Et l’incroyable va se produire durant la remontée vers Les Sables-d’Olonne. Aidé par une situation météo inédite et exceptionnelle, Yann Sauzon a petit à petit gagné dans l’Est, alors que la route indiquée par tous les routages se situait à l’ouest, le long de l’Amérique du Sud. Lui va pointer son étrave du côté de l’Afrique et opérer une incroyable « remontada », totalement inespérée, jusqu’à finir sur le podium, troisième aux Sables.

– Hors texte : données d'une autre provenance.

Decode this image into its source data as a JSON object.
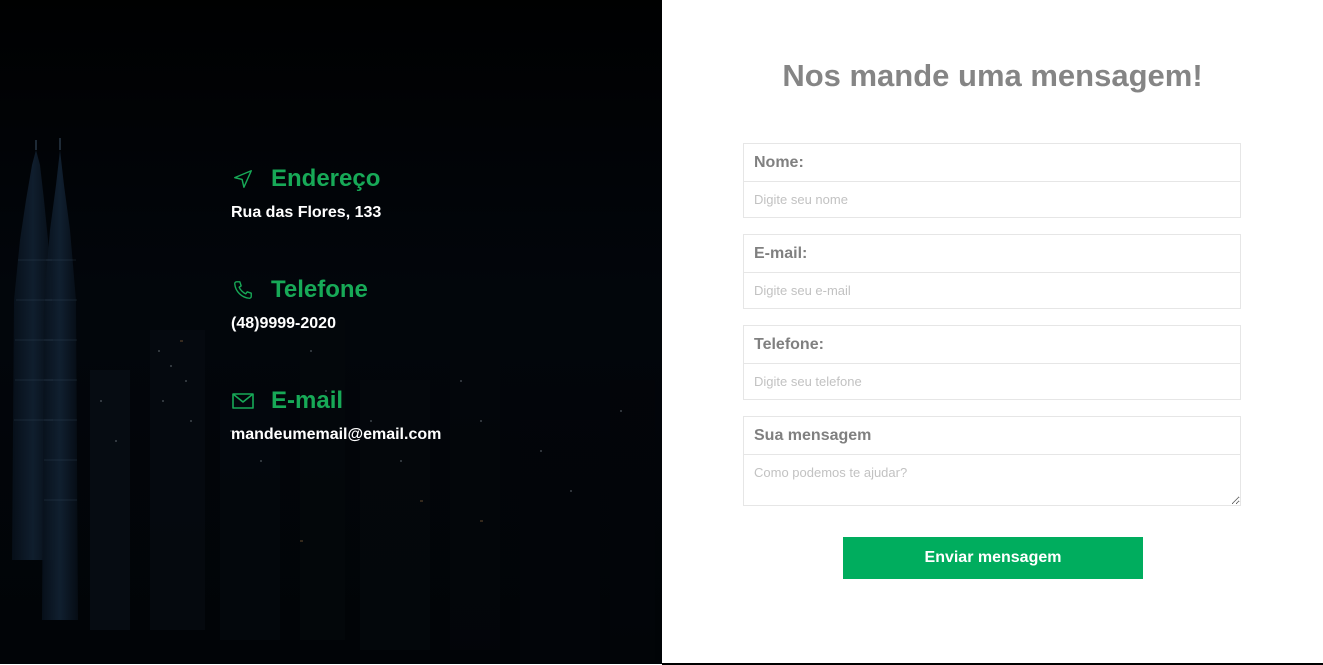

A l’arrivée, Yann Sauzon a systématiquement refusé d’expliquer ses choix. « C’est une longue histoire, une si longue route, des décisions radicales que je raconterai dans un livre quasiment déjà fini, lança-t-il sur le ponton en arrivant. Ça ne peut pas se résumer en 30 secondes devant une caméra ou un micro. » Sur la grande scène du Vendée Globe, il a fait rire, chanté des âneries, du genre « Oh mon bateau… », aidé par l’inusable VDH à la guitare électrique. Deux mois déjà…
L’animateur embauché pour l’occasion par la Fnac, un journaliste connu et reconnu dans le monde de la course au large, arrive enfin sur scène.
- Yann Sauzon, doit-on saluer un homme à bout de course ou le troisième du Vendée Globe, le Graal de la course au large ?
- Les deux mon capitaine, car je n’aurais jamais réussi à finir troisième sans être arrivé à bout de course au cap Horn, sans redevenir un marin intuitif, qui prend du bonheur en mer au lieu de stresser les yeux rivés sur des écrans.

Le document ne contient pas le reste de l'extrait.